Багровый полумесяц (СИ)
Хуан, которого удивило отсутствие шума, решил узнать в чём дело и оставил своих спутниц, пошёл к толпе и стал через неё пробираться ближе к старику. Он постоянно наступал на ноги то одному, то другому человеку и ловил в свой адрес проклятия. Извиняясь за свою неуклюжесть, студент продолжал пробивать себе путь к эпицентру событий. Наконец он увидел старика, сидящего на стуле, и остановился. Старик, скорее всего, уже продолжительное время рассказывал какую-то историю или байку.
- Прошу прощения, милостивый сударь, но не изволите ли вы мне вкратце изъяснить, что здесь, собственно, происходит? - любезно спросил Хуан у своего соседа слева.
- Это…старик Мигель, он…рассказывает…одну историю, - еле ответил высокий бородатый мужчина, которого немного качало от принятого на душу алкоголя.
- Да-а-а?! – заинтересовано ответил студент, затем замолчал и продолжил смотреть в сторону старика. Потом, осознав, что он ничего так и не понял, решил обратиться к соседу справа.
- Покорнейше прошу меня извинить, но не соблаговолили ли бы вы мне сказать, о чём, собственно, рассказывает этот приятель?
- О войне в Италии. Это любимая история Мигеля, - с улыбкой сказал среднего роста человек с блестящей лысиной на голове и потрёпанными усами.
- О-о-о! Ничего себе! Италия?! Интересно будет послушать, - оживленно сказал Хуан и сосредоточил всё своё внимание, какое только у него осталось, на рассказе. Старик оживлённо рассказывал свою историю.
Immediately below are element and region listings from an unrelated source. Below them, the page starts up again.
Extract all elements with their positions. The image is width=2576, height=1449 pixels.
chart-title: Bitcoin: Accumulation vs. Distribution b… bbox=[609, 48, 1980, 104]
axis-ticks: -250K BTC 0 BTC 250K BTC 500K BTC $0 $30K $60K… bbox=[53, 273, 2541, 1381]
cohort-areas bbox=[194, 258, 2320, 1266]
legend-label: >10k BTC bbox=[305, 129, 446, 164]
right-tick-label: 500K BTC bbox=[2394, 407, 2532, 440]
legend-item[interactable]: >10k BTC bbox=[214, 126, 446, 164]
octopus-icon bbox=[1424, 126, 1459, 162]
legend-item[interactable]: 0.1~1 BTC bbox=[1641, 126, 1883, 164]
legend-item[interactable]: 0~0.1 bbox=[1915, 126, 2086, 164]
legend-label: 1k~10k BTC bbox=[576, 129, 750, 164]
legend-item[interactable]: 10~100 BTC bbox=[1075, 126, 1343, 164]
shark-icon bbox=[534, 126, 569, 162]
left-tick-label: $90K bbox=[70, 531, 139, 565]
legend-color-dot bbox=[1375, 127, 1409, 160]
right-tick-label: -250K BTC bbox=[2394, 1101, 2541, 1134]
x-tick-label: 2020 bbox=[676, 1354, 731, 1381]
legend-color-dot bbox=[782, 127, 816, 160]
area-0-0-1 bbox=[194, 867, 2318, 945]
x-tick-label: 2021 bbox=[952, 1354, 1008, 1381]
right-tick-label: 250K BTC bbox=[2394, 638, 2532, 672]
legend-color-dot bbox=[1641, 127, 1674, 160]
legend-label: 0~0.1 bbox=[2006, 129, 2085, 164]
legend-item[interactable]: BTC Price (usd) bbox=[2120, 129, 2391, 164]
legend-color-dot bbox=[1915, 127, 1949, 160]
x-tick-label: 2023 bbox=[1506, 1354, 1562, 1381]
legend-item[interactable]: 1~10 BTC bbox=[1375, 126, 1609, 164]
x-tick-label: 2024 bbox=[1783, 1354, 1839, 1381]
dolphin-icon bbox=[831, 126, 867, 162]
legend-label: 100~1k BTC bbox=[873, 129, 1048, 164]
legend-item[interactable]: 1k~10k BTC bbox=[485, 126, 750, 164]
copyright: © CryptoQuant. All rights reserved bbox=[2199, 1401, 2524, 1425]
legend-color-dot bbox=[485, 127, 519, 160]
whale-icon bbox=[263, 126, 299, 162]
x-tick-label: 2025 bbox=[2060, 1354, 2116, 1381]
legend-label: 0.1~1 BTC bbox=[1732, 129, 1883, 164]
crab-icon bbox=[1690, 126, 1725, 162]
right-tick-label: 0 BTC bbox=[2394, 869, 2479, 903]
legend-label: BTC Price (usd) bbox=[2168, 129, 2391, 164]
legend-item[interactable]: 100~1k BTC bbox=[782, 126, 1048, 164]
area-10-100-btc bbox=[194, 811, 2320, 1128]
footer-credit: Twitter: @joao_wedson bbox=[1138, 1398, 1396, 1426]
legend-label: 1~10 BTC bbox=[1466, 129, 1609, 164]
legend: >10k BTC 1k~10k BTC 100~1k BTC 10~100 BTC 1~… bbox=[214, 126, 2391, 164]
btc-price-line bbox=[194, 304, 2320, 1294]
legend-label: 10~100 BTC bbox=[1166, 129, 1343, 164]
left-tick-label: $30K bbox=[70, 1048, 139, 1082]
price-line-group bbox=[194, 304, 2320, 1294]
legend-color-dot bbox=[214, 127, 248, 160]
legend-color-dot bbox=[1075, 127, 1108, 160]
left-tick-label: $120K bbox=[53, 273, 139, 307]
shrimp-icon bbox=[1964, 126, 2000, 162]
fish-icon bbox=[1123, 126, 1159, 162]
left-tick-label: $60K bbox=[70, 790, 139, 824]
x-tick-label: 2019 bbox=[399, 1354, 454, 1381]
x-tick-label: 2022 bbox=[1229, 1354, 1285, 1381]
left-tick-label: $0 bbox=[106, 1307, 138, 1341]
- Я истинную правду вам говорю, сеньоры! Если бы не выстрелил из своего аркебуза мой товарищ в того мерзкого француза, я был бы уже давным-давно покойником и не имел бы чести рассказывать вам всё это! Одно вам скажу точно, сильно мы тогда под Черезоле дали по мордасам лягушатникам, но, к сожалению, сами отхватили немало. Из моего полка осталось чуть больше трёх десятков парней. А всё из-за этих швейцарцев! Истинно вам говорю, если бы не швейцарские наёмники, мы бы в пух и прах разорвали французов и до Парижа бы дошли, если к нам был бы милостив Господь. Все мы бились как львы в тот день! Но до сих пор у меня кровь стынет в жилах от того, что у нас в войске тоже были наёмные швейцарцы и вы бы видели, как они бросались друг на друга в рукопашном бою! Звери, а не люди! Свои же бьют своих! А всему виной проклятые деньги! Из-за них все беды, а ещё если добавить тот факт, что швейцарец очень верен своему контракту – всё! Пиши пропало! Он предпочтёт провалиться на месте, чем предать своего хозяина. Эх…тяжёлые времена были. Это ж надо подумать! Я, Мигель Эрнандес, был отправлен в далёкую Италию на войну Бог знает за что! Правда по возвращении я получил хорошее жалование, – с лёгкой улыбкой заметил он – Да и ко всему прочему немало трофеев с поля боя подобрал! Сильно ранен не был я за весь период кампании. Да чего уж там. Не жалуюсь я в общем. Тяжёлые были времена…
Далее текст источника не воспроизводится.